We can also display the influence of each variable on the response
Although the model is not super great, we still get an impression of the feature importance. The attributes that have by far the most influence on the outcome are “days_of_membership” and “income”.
Model for discount data
For the discount data we take the same steps as above (model with default parameters and GridSearch for fine-tuning)
Again, we notice the predictions are better for the positive response which is not problematic (same argumentation as above). The optimised model shows a f1-score of 0.73 but for the positive response we obtain a value of 0.85.
The feature importance shows a similar picture as above.
“Days_of_membership”, “income” and “age” are the attributes that have the most influence on the outcome. The remaining variables seem to have little influence on the response.
We came up with two different models, one for “”bogo” and one for “discount”. Both had similar distributions of the main attributes and roughly the same amount of observations. The result were quite similar with “days_of_membership” clearly being the largest influence on the response. “Income” was found to be the second largest influence.

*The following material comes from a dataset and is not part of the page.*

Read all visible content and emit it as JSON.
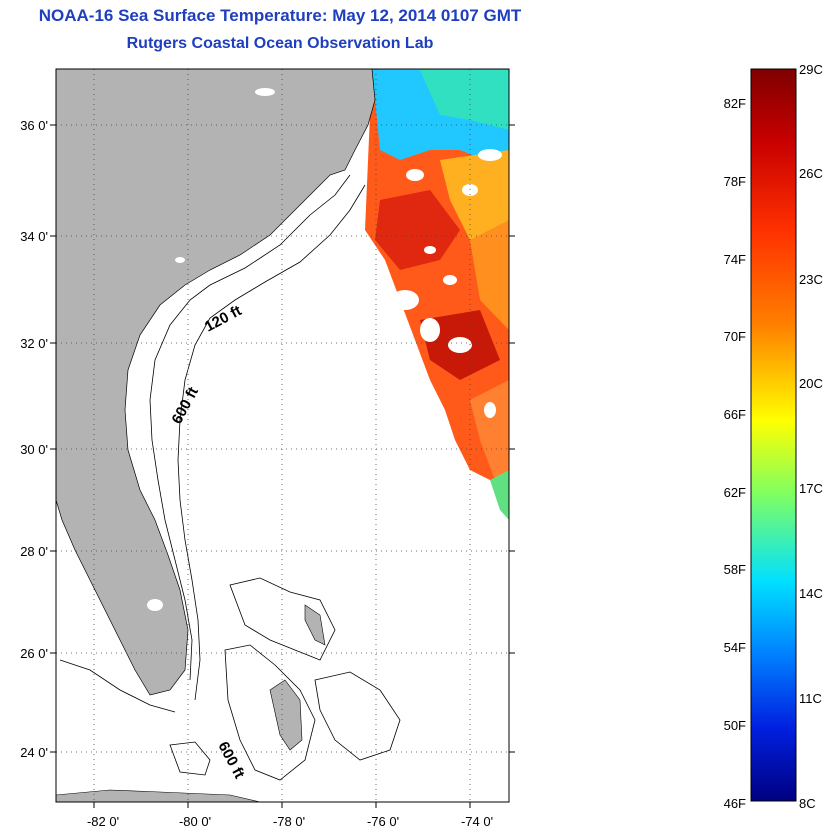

Both models better predict a positive response (responded_to_offer=’yes’) which is ok because sending offers to people who will not use them anyways is not as bad as not sending offers to people, who would have made a purchase only if they had had an offer.
Predicting human behaviour is both interesting and difficult because it does not always follow a clear pattern. I still liked the project as it was quite a challenge for me, especially the preprocessing steps of assigning the response labels. Feel free trying to come up with a smart or better solution ;-).
Comments and outlook
- Mabye other models (e.g. logistic regression) would yield better results.
- We could also try to group the age variable (e.g. young adults/adults/seniors) and the income variable (e.g. low/medium/high income). Maybe this would improve the result.
- Another possibility could be changing the response to (amount of completed offer) / (amount of received offers) and run a regression model on this response.
As we can see there are several other possibilities that could be tested to try to find a better model. Personally, I think any of the suggestions might be at least be worth trying. Feel free to build up on these ideas.
On the one hand, we could probably do better (see Comments and outlook), on the other hand it can also be difficult to predict human behaviour because it does not always follow a clear pattern or structure. People with a similar time of membership, income and age might react differently to the same offer. Therefor, it is probably impossible to find a model that is almost perfect.
I really liked this project but I found some preprocessing steps really challenging, especially assigning group/response labels to observations. It took me a little while to figure all the steps out.